Картина же учит смотреть на космос как на автономную самодовлеющую ценность, как на источник бытия и неиссякающих вдохновений. Картина тем теснее связывает человека с миром реальным или фантастическим, чем глубже захватывает его душевно-эмоциональную сферу. Икона свидетельствует об онтологической связи человека с царством света - надмирный сферой, о возможности преодоления ограниченного, сотворенного, падшего, земного мира и приобщении к свободе абсолютного бытия. Картина несет в себе притяжение земли как душевной атмосферы мира (говоря на современном языке - включенность "в ноосферу"). Икона несет в себе притяженность неба, зона, вечности, и победу над притяжением земли, выход из владычества земли и ее "ноосферы". Лицо человека на иконе становится ликом. Икона открывает процесс духовного возрождения, переход личности в ипостасность. Предел картины - переход индивидуума в личность.
Статуя - это воплощение родового хтонического, бесформенно-хаотического в индивидуальность. Статуя - рождение тела, икона - творение духа, картина - ниспадение духа от созерцания Божества в область материального, в созерцание космоса. Статуя имеет объем, но лишена перспективы и фона. Она конкретна, индивидуальна и самозамкнута. Трехмерная объемность более обособляет статую, чем рамка картину. Если через статую нам хочется показать обобщенный тип или идею, то, за редким исключением, нам предлагают аллегорию или эмблему. Напомним, что аллегория только указывает, а символ включает. Аллегория ограничена одной лишь информационной плоскостью. Символ как информативен, так и коммуникативен. Икона имеет свою жизненную среду: это храм или "святой угол" в доме. Икона в картинной галерее или музее похожа на ребенка, насильно выхваченного из объятий матери и отправленного в детдом. Картина в подобной живой среде не нуждается. Меняя место пребывания картины в мире, ее нельзя вынести из мира, она сама часть мира, везде ее место, всюду она своя.
Статуя вообще чужда среде и перспективе, она бесконтактна со средой. Статуя нуждается в пространстве, пустом пространстве, принадлежащем ей. Поэтому статую чаще всего сооружают на открытых пространствах или ставят в больших полупустых залах.

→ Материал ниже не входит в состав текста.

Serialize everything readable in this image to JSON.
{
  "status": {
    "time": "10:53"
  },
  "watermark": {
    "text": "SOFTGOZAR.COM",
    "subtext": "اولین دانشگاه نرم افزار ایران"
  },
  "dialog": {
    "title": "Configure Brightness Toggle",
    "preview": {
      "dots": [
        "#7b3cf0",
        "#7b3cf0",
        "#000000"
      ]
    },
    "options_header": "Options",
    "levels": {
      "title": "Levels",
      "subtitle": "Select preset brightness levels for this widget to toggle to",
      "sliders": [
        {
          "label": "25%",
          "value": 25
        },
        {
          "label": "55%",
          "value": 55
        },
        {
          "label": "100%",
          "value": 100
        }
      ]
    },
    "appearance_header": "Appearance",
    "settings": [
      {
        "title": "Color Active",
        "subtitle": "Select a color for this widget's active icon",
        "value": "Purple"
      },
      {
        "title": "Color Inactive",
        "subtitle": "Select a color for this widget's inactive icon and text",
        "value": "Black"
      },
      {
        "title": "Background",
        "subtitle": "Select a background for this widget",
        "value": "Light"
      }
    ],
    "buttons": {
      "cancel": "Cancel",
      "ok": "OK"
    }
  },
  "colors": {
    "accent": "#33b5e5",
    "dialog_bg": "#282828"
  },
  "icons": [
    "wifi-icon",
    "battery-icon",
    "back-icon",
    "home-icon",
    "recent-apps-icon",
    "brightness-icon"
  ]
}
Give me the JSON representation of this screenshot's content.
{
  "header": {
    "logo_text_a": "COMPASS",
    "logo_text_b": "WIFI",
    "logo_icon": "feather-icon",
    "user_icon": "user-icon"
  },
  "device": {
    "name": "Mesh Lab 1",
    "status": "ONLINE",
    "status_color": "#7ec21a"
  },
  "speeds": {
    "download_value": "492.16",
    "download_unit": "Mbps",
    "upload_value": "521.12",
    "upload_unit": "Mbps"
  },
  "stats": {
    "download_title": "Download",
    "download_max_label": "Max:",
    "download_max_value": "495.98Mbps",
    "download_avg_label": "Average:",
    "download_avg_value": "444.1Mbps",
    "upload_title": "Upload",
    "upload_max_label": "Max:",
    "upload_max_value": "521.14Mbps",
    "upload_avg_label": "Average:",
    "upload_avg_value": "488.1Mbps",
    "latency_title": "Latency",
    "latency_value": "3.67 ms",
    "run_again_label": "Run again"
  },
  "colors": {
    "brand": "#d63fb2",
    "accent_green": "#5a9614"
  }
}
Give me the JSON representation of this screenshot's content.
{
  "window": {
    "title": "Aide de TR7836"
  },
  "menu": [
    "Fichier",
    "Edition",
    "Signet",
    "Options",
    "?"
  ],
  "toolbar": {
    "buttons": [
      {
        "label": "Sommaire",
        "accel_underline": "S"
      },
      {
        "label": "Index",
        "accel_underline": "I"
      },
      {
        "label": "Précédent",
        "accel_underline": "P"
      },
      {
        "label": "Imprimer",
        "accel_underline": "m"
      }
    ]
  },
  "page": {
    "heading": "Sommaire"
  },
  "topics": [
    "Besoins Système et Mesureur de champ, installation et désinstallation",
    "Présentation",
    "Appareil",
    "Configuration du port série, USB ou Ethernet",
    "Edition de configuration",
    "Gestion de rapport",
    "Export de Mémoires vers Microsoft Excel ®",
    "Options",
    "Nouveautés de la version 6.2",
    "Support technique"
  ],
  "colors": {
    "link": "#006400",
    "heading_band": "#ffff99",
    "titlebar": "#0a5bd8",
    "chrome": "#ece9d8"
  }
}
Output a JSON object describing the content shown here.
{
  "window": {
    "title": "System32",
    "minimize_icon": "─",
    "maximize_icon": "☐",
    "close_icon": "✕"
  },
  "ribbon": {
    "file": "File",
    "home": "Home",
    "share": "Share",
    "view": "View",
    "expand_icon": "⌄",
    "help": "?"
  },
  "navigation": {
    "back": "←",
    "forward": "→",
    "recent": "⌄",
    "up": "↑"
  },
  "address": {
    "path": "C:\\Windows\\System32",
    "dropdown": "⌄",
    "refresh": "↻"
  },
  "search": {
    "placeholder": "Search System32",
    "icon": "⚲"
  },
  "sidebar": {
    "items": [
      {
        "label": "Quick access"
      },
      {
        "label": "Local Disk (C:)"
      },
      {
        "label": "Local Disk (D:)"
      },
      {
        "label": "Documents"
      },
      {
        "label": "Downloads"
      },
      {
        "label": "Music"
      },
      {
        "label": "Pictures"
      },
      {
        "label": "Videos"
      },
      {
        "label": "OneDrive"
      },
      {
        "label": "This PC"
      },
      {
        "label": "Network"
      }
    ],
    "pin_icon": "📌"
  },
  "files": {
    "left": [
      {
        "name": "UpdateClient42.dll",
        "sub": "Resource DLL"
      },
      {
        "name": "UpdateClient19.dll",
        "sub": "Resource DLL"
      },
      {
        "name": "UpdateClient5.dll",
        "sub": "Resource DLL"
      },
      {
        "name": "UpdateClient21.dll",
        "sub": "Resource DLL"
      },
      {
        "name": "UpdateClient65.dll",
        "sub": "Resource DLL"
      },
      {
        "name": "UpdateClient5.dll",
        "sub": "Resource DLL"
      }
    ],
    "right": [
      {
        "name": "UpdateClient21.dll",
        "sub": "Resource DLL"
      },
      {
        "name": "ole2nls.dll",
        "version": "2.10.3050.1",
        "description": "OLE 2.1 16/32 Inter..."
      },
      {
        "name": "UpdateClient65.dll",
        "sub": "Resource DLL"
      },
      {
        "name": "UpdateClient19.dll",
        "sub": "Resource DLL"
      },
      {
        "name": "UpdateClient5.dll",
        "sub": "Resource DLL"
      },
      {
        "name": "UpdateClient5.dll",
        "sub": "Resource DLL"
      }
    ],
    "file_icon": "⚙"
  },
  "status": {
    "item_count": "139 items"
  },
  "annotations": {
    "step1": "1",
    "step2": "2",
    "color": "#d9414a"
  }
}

Икона - откровение духовной любви, излиянной в мир, где царят злоба и вражда. Это - источник животворящей воды в духовно-нравственной пустыне. Картина - это воплощение через материальные образы душевных чувств и способ индуктйрования подобных чувств у зрителя, от утонченного эстетизма до аффектных эмоций, от самозамкнутой гордости до изощренного сладострастия. Икона это богословие в красках, богословие, которое воспринимается душой не вербально, а непосредственно. Лучшие картины - это поэзия в красках. Если духовность иконы воспринимается как движение ввысь, не в пространственных, а в иных измерениях, то статуя воспринимается как движение вниз, как обездуховленность вещества, продолжение падения человека, процесс отпадения и отчуждения от Бога, грубая материализация и устремление к "центру земли". В иконе - плотность энергии, в статуе - плотность материи.
В иконе второстепенные детали сведены к минимуму, в картине детали, пейзаж и фон являются ее эмоциональным подтекстом. Икону можно только созерцать, картину рассматривать. Икона требует молитвенного безмолвия, чтобы в нем открыться человеческому сердцу. Рассматривая картину, можно говорить о ней, обмениваться мнениями, оценивать ее детали и фрагменты. Икону можно воспринять только синтетически в ее целостности или отвергнуть. Фон иконы означает вечность, но краски фона не одноцветны, они как бы колеблющиеся. Это знак того, что вечность не статична, она в движении, в ней движение, но не пространственное, а иное. Колебание красок означает восприятие света душой и движение души к Богу.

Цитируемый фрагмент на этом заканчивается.